Many families have children with a wide age range, and are on the constant lookout for an activity that has “something for everyone.” My assessment: Roseland Water Park is appropriate for kids from the very young through early teens. There was a nice complement of young couples (mostly with toddlers) and grandparents in the park when we were there, too.
Towels and lockers
Bring your own towels!
Day lockers are available to rent for $5 per day at the gift shop. (Pay $10 up front, get $5 back at end of the day. Lockers are small, but adequate for purses: 9"x12" X 16".) A locker can be purchased for the season for $40.
For 2009, from the end of June through August 9, park hours are 11am-7:30pm (except for July 4, when Roseland has free extended evening hours--you get a great view of the Canandaigua fireworks from the Giant Wave Pool!). From August 10-September 7, the hours are 11am-7pm.
The lines at the Roseland water slides were nonexistent on a cloudy day in late June; no one I have talked with remembers waiting more than 10 minutes even on the hottest day in midsummer. (Tell me, readers, if your experience is different.)
Day fees: Ages 3-59, 48" and above: $22.95; under 48", $17.95. (After 3pm, everyone is $14.95.) Children 2 and under are free. Age 60+ are $6.50. Spectator passes are available.
2011 Roseland Water Park Discount coupon!
Get $4 off your park fees per person! Complete the special form on the Roseland web siteand they will email a coupon to you. Bring it with you to the admission desk. (Not available for group rates; this applies to the 48" and over rate.)
Group rates: Parties of 20 or more can get in at a much reduced rate per person, with one free chaperone ticket for every 10 paid admissions! You must let them know in advance, but it can be as soon 2-3 days before you plan to attend. Call 585-396-2000 ext. 119 for group reservations. For an extra $50 you can reserve a tent under which you can eat lunch or have an event.
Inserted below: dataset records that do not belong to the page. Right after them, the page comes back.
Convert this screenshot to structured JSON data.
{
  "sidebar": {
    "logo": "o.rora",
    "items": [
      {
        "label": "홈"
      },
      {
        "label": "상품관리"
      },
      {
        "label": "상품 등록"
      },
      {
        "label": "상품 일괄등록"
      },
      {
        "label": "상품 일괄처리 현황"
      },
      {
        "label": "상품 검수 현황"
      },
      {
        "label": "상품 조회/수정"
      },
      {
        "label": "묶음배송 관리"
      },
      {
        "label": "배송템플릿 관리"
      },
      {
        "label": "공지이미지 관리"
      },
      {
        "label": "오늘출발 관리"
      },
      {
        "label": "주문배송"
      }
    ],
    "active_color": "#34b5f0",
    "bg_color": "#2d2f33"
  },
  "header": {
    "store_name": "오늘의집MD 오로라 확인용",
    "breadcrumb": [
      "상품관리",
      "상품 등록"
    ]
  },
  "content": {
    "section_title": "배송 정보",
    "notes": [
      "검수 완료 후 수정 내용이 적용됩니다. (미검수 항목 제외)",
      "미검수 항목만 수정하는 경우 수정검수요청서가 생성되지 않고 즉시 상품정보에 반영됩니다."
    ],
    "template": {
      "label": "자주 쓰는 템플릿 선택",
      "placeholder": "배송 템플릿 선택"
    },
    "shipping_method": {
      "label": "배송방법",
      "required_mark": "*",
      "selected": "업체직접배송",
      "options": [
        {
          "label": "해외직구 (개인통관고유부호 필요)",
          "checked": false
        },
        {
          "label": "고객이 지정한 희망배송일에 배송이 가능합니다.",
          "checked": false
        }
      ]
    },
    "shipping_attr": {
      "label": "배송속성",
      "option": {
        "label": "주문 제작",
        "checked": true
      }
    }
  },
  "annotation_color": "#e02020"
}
Season pass: Season passes are available for $61.07 apiece ($40.70 for age 60+, free for age 2 and under). This means that a season pass pays for itself in three trips, and translates to $.75 per day if you go every day.
Birthday parties: $140 - $180. includes six admissions, party invitations, free admission for birthday guest, a 1/4 sheet Wegmans cake, two complimentary lockers, and a reserved picnic table in the Food Court.
Is Roseland Water Park an amusement park? Is it an oasis for parents? I would say it's both. It's a stress-free water park that nevertheless provides enough excitement to keep your teens and preteens safely occupied, even out of your sight, plus it's a safe environment for toddlers, preschoolers, and early-elementary age kids to explore all that is good and memorable about summertime in the Finger Lakes.